For example, has the onset of depression triggered a season of religious doubt and deconstruction? Or has a season of doubt and deconstruction, a loss of faith, brought about some depression?
Of course, it is more complicated than that, and there is likely a feedback loop at work as well, depression and doubt fueling and reinforcing each other.
The reason this makes a difference, from a pastoral perspective, is trying to get to the root of the issue. If a person is struggling with an underlying depression any talk about God, faith, or church is going to be affected. In such instances, it might be better to address the depression before turning toward conversations about, say, "the problem of evil." Frankly, a lot of people approach me with spiritual questions, like the problem of evil, but the deeper issue is an underlying mental health issue that needs to be addressed. The presenting problem is God, but the real issue is depression.

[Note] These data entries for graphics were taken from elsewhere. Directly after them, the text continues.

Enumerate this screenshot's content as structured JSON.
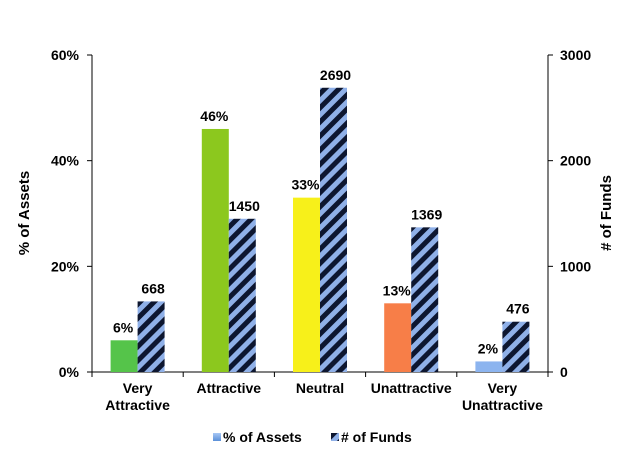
{
  "chart_data": {
    "type": "bar",
    "categories": [
      [
        "Very",
        "Attractive"
      ],
      [
        "Attractive"
      ],
      [
        "Neutral"
      ],
      [
        "Unattractive"
      ],
      [
        "Very",
        "Unattractive"
      ]
    ],
    "series": [
      {
        "name": "% of Assets",
        "axis": "left",
        "values": [
          6,
          46,
          33,
          13,
          2
        ],
        "labels": [
          "6%",
          "46%",
          "33%",
          "13%",
          "2%"
        ],
        "colors": [
          "#55c44a",
          "#8cc81e",
          "#f7f01a",
          "#f77e48",
          "#8cb4ef"
        ]
      },
      {
        "name": "# of Funds",
        "axis": "right",
        "values": [
          668,
          1450,
          2690,
          1369,
          476
        ],
        "labels": [
          "668",
          "1450",
          "2690",
          "1369",
          "476"
        ],
        "pattern": "diagonal-stripes",
        "colors": [
          "#8fb0e8",
          "#0d1630"
        ]
      }
    ],
    "ylabel": "% of Assets",
    "ylim": [
      0,
      60
    ],
    "yticks": [
      "0%",
      "20%",
      "40%",
      "60%"
    ],
    "y2label": "# of Funds",
    "y2lim": [
      0,
      3000
    ],
    "y2ticks": [
      "0",
      "1000",
      "2000",
      "3000"
    ],
    "grid": false,
    "legend": "bottom"
  }
}
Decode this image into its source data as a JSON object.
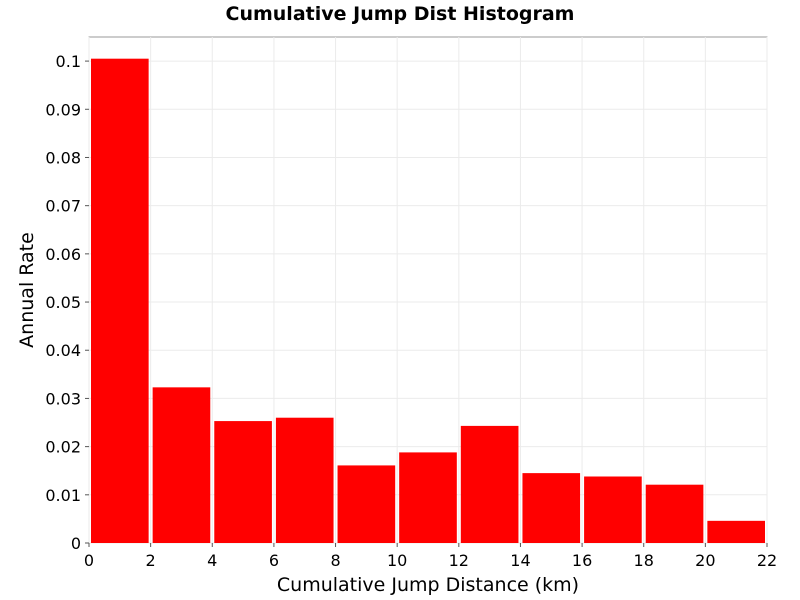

And yet, a loss of faith can lead to depression. Faith goes to the root of our meaning-making structures. So when that meaning-making structure is dismantled, deconstructed, or derailed there will often be a season of dysphoria and existential angst. The loss of God can be deeply painful and destabilizing, triggering the onset of mental health symptoms. And if the depression has deepened it will have to be dealt with on its own terms. And yet, given that these symptoms have a spiritual etiology, pastoral conversations would be getting to the source of some of the emotional disturbance.
In clinical settings, we often describe the co-occurrence of mental disorders as "comorbidity." In the face of comorbidity, clinical psychologists will often try to sort out the primary disorder. This is often done by assessing the temporal ordering of the symptoms. Which symptoms appeared first?
I'm suggesting that doubt and depression are often comorbid and that their temporal sequencing--Which came first, the doubt or the depression?--might illuminate pastoral and clinical interventions.